Merlin International and the Ponemon Institute’s 2018 Impact of Cyber Insecurity on Healthcare Organizations study scoured publicly available data and found that out of five industries tracked, the medical/healthcare industry accounted for more than 23% of total breaches in 2017, resulting in the exposure of more than 5 million patient records.
Only the business sector saw more successful attacks, meaning that healthcare organizations have come in second for the fourth year running.

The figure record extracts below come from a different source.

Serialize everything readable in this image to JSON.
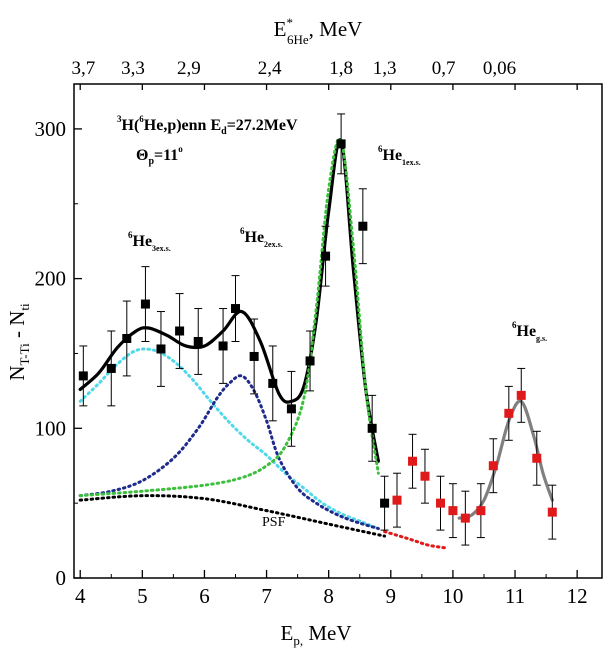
{
  "chart_data": {
    "type": "scatter",
    "title": "",
    "top_axis": {
      "label_main": "E",
      "label_sup": "*",
      "label_sub": "6He",
      "label_suffix": ", MeV",
      "ticks": [
        {
          "label": "3,7",
          "ep": 4.05
        },
        {
          "label": "3,3",
          "ep": 4.85
        },
        {
          "label": "2,9",
          "ep": 5.75
        },
        {
          "label": "2,4",
          "ep": 7.05
        },
        {
          "label": "1,8",
          "ep": 8.2
        },
        {
          "label": "1,3",
          "ep": 8.9
        },
        {
          "label": "0,7",
          "ep": 9.85
        },
        {
          "label": "0,06",
          "ep": 10.75
        }
      ]
    },
    "xlabel_main": "E",
    "xlabel_sub": "p,",
    "xlabel_suffix": " MeV",
    "ylabel_main": "N",
    "ylabel_sub1": "T-Ti",
    "ylabel_mid": " - N",
    "ylabel_sub2": "ti",
    "xlim": [
      3.9,
      12.4
    ],
    "ylim": [
      0,
      330
    ],
    "x_ticks": [
      4,
      5,
      6,
      7,
      8,
      9,
      10,
      11,
      12
    ],
    "y_ticks": [
      0,
      100,
      200,
      300
    ],
    "annotations": {
      "reaction_pre": "H(",
      "reaction_mid": "He,p)enn E",
      "reaction_sub": "d",
      "reaction_post": "=27.2MeV",
      "theta": "=11",
      "theta_sub": "p",
      "peak_main": "He",
      "peak_sub_1": "1ex.s.",
      "peak_sub_2": "2ex.s.",
      "peak_sub_3": "3ex.s.",
      "peak_sub_gs": "g.s.",
      "psf": "PSF",
      "sup_3": "3",
      "sup_6": "6",
      "sup_o": "o"
    },
    "series": [
      {
        "kind": "points",
        "color": "#000000",
        "points": [
          [
            4.05,
            135,
            20
          ],
          [
            4.5,
            140,
            25
          ],
          [
            4.75,
            160,
            25
          ],
          [
            5.05,
            183,
            25
          ],
          [
            5.3,
            153,
            25
          ],
          [
            5.6,
            165,
            25
          ],
          [
            5.9,
            158,
            22
          ],
          [
            6.3,
            155,
            25
          ],
          [
            6.5,
            180,
            22
          ],
          [
            6.8,
            148,
            25
          ],
          [
            7.1,
            130,
            25
          ],
          [
            7.4,
            113,
            25
          ],
          [
            7.7,
            145,
            20
          ],
          [
            7.95,
            215,
            20
          ],
          [
            8.2,
            290,
            20
          ],
          [
            8.55,
            235,
            25
          ],
          [
            8.7,
            100,
            22
          ],
          [
            8.9,
            50,
            18
          ]
        ]
      },
      {
        "kind": "points",
        "color": "#e01a1a",
        "points": [
          [
            9.1,
            52,
            18
          ],
          [
            9.35,
            78,
            18
          ],
          [
            9.55,
            68,
            18
          ],
          [
            9.8,
            50,
            18
          ],
          [
            10.0,
            45,
            18
          ],
          [
            10.2,
            40,
            18
          ],
          [
            10.45,
            45,
            18
          ],
          [
            10.65,
            75,
            18
          ],
          [
            10.9,
            110,
            18
          ],
          [
            11.1,
            122,
            18
          ],
          [
            11.35,
            80,
            18
          ],
          [
            11.6,
            44,
            18
          ]
        ]
      },
      {
        "kind": "curve",
        "color": "#000000",
        "style": "solid",
        "x": [
          4.0,
          4.3,
          4.6,
          4.9,
          5.1,
          5.4,
          5.7,
          6.0,
          6.3,
          6.6,
          6.9,
          7.2,
          7.4,
          7.6,
          7.8,
          8.0,
          8.2,
          8.4,
          8.6,
          8.8
        ],
        "y": [
          126,
          137,
          154,
          165,
          167,
          162,
          155,
          155,
          165,
          178,
          158,
          123,
          118,
          128,
          172,
          245,
          292,
          205,
          125,
          78
        ]
      },
      {
        "kind": "curve",
        "color": "#4fd8e8",
        "style": "dotted",
        "x": [
          4.0,
          4.3,
          4.6,
          4.9,
          5.2,
          5.5,
          5.8,
          6.1,
          6.4,
          6.7,
          7.0,
          7.3,
          7.6,
          7.9,
          8.2,
          8.5,
          8.8
        ],
        "y": [
          118,
          130,
          143,
          152,
          152,
          145,
          133,
          118,
          104,
          92,
          82,
          70,
          60,
          50,
          43,
          38,
          33
        ]
      },
      {
        "kind": "curve",
        "color": "#1e2a8c",
        "style": "dotted",
        "x": [
          4.0,
          4.5,
          5.0,
          5.5,
          5.9,
          6.2,
          6.4,
          6.6,
          6.8,
          7.0,
          7.2,
          7.5,
          7.8,
          8.1,
          8.4,
          8.8
        ],
        "y": [
          55,
          58,
          65,
          80,
          100,
          120,
          130,
          135,
          125,
          105,
          80,
          60,
          50,
          43,
          38,
          33
        ]
      },
      {
        "kind": "curve",
        "color": "#3cbf3c",
        "style": "dotted",
        "x": [
          4.0,
          5.0,
          6.0,
          6.6,
          7.0,
          7.3,
          7.6,
          7.8,
          8.0,
          8.2,
          8.4,
          8.6,
          8.8
        ],
        "y": [
          55,
          58,
          62,
          67,
          75,
          88,
          120,
          180,
          260,
          292,
          220,
          125,
          70
        ]
      },
      {
        "kind": "curve",
        "color": "#000000",
        "style": "dotted",
        "x": [
          4.0,
          5.0,
          6.0,
          7.0,
          8.0,
          8.9
        ],
        "y": [
          52,
          55,
          53,
          45,
          36,
          28
        ]
      },
      {
        "kind": "curve",
        "color": "#e01a1a",
        "style": "dotted",
        "x": [
          8.9,
          9.3,
          9.6,
          9.9
        ],
        "y": [
          31,
          26,
          22,
          20
        ]
      },
      {
        "kind": "curve",
        "color": "#808080",
        "style": "solid",
        "x": [
          10.1,
          10.3,
          10.5,
          10.7,
          10.9,
          11.1,
          11.3,
          11.45,
          11.6
        ],
        "y": [
          40,
          42,
          52,
          75,
          105,
          118,
          95,
          70,
          52
        ]
      }
    ]
  }
}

The majority of healthcare providers surveyed worked at organizations with 100 to 500 patient beds (67%), using an estimated 10,000 to 100,000 network-connected devices (66%). That’s an attractively wide attack surface for criminals, who are seen as being after patient medical records (77%); patient billing information (56%); log-in credentials (54%); passwords and other authentication credentials to systems, servers or applications (49%) and clinical trial and other research information (45%).

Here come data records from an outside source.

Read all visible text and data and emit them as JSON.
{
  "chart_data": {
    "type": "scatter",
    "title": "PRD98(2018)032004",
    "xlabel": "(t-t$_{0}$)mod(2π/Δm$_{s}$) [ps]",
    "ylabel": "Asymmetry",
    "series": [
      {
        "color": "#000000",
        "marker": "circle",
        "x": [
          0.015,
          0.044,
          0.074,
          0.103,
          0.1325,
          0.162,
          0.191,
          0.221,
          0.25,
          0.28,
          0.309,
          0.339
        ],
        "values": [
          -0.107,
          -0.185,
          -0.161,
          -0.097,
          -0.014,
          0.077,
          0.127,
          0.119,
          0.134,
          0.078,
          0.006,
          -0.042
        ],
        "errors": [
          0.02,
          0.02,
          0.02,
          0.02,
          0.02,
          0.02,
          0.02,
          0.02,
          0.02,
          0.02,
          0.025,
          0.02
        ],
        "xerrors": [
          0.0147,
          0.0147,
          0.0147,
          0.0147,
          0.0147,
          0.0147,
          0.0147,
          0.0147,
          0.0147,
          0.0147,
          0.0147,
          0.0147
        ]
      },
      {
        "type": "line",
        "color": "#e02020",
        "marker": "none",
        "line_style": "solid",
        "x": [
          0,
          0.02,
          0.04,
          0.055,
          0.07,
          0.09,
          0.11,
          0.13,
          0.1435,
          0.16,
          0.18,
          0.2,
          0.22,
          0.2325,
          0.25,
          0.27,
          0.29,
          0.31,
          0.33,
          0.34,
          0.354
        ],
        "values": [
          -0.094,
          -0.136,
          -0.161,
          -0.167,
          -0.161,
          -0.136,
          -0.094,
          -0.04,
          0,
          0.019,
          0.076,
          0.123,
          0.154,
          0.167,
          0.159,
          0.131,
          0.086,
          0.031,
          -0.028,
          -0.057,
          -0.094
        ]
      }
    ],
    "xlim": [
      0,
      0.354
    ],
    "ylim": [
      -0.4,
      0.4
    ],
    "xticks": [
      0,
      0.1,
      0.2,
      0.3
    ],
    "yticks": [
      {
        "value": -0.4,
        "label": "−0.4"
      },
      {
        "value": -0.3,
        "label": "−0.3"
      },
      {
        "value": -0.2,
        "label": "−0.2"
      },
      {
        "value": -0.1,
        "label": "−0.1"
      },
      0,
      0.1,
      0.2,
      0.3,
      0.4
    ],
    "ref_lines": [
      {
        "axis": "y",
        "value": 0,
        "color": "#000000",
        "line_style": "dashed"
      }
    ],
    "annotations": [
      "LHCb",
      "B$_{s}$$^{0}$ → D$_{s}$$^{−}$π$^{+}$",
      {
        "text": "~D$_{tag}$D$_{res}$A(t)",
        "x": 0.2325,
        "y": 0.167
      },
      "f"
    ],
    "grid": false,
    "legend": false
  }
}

In terms of attack vectors, the exploitation of existing software vulnerabilities greater than three months old leads the way as the main attack method at 71%, followed closely by web-borne malware attacks at 69%. Meanwhile, ransomware was the payload in 37% of attacks. The organizations surveyed also said they are equally concerned with external attacks (63%) as they are with employee negligence or malicious insiders (64%).

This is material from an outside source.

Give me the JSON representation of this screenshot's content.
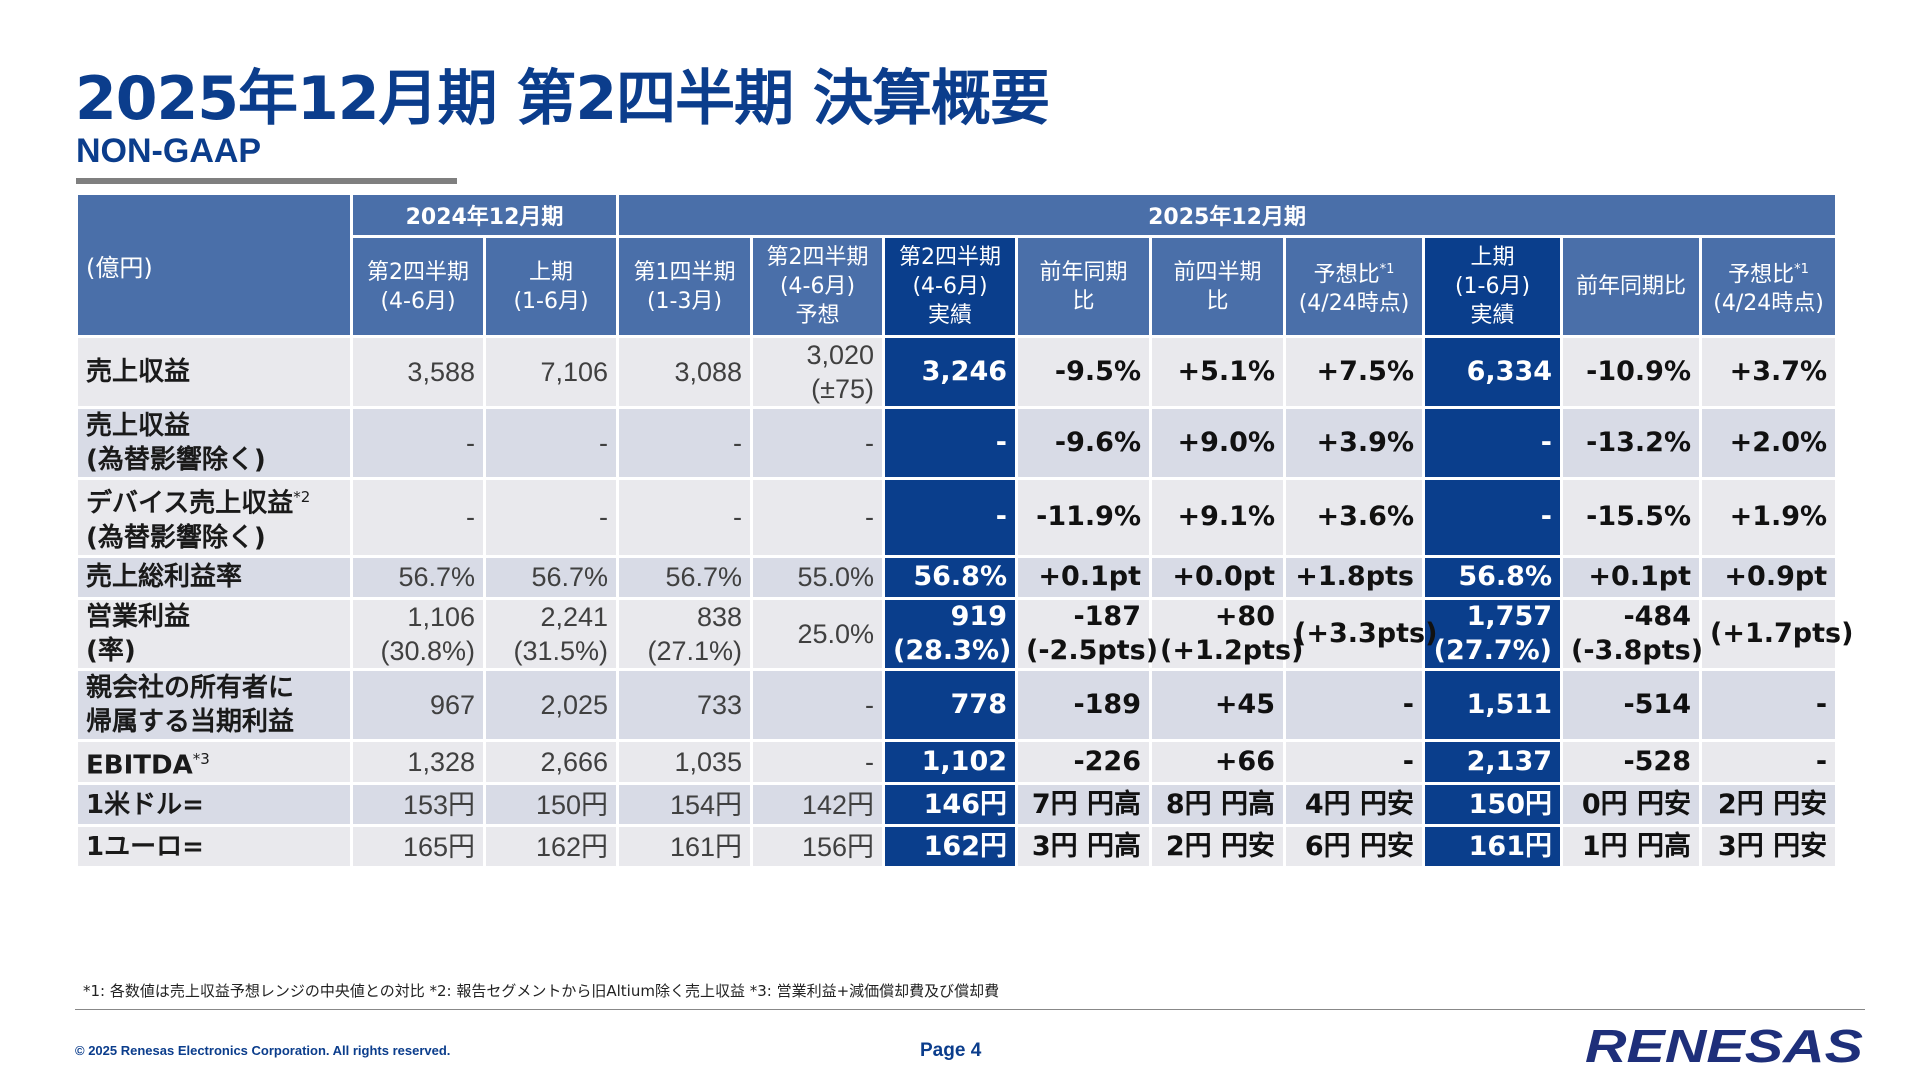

“In an increasingly connected, digitally centric world, hackers have more opportunities and incentive than ever to target healthcare data, and the problem will only increase in scope over time,” said Merlin International’s director of Healthcare Strategy, Brian Wells. “Healthcare organizations must get even more serious about cybersecurity to protect themselves and their patients from losing access or control of the proprietary and personal information and systems the industry depends on to provide essential care.”
Interestingly, “getting serious” doesn’t seem to be firmly on the radar screen. On the medical device security front, 65% surveyed responded “no” or “unsure” when asked whether the security of medical devices is part of their overall cybersecurity strategy. And though these devices appear to be a new and growing target for attackers, 31% of respondents have no plans to include them within a cyber-strategy in the near future.
Similarly, 52% of those surveyed agreed that a lack of employee awareness and training affects their ability to achieve a strong security posture. The workforce gap is in effect here as well: About three-quarters (74%) cited insufficient staffing as the biggest obstacle to maintaining a fully effective security posture. Also, only half (51%) of organizations have a dedicated chief information security officer (CISO), and 60% surveyed don’t think they have the right cybersecurity qualifications in-house.
Worse, even though respondents said that the average compromise costs roughly $4 million, only half of the organizations (51%) have any type of incident response program at all. This means half of all organizations have no process for the mitigation and remediation needed to respond to and prevent attacks from happening again or causing extensive damage.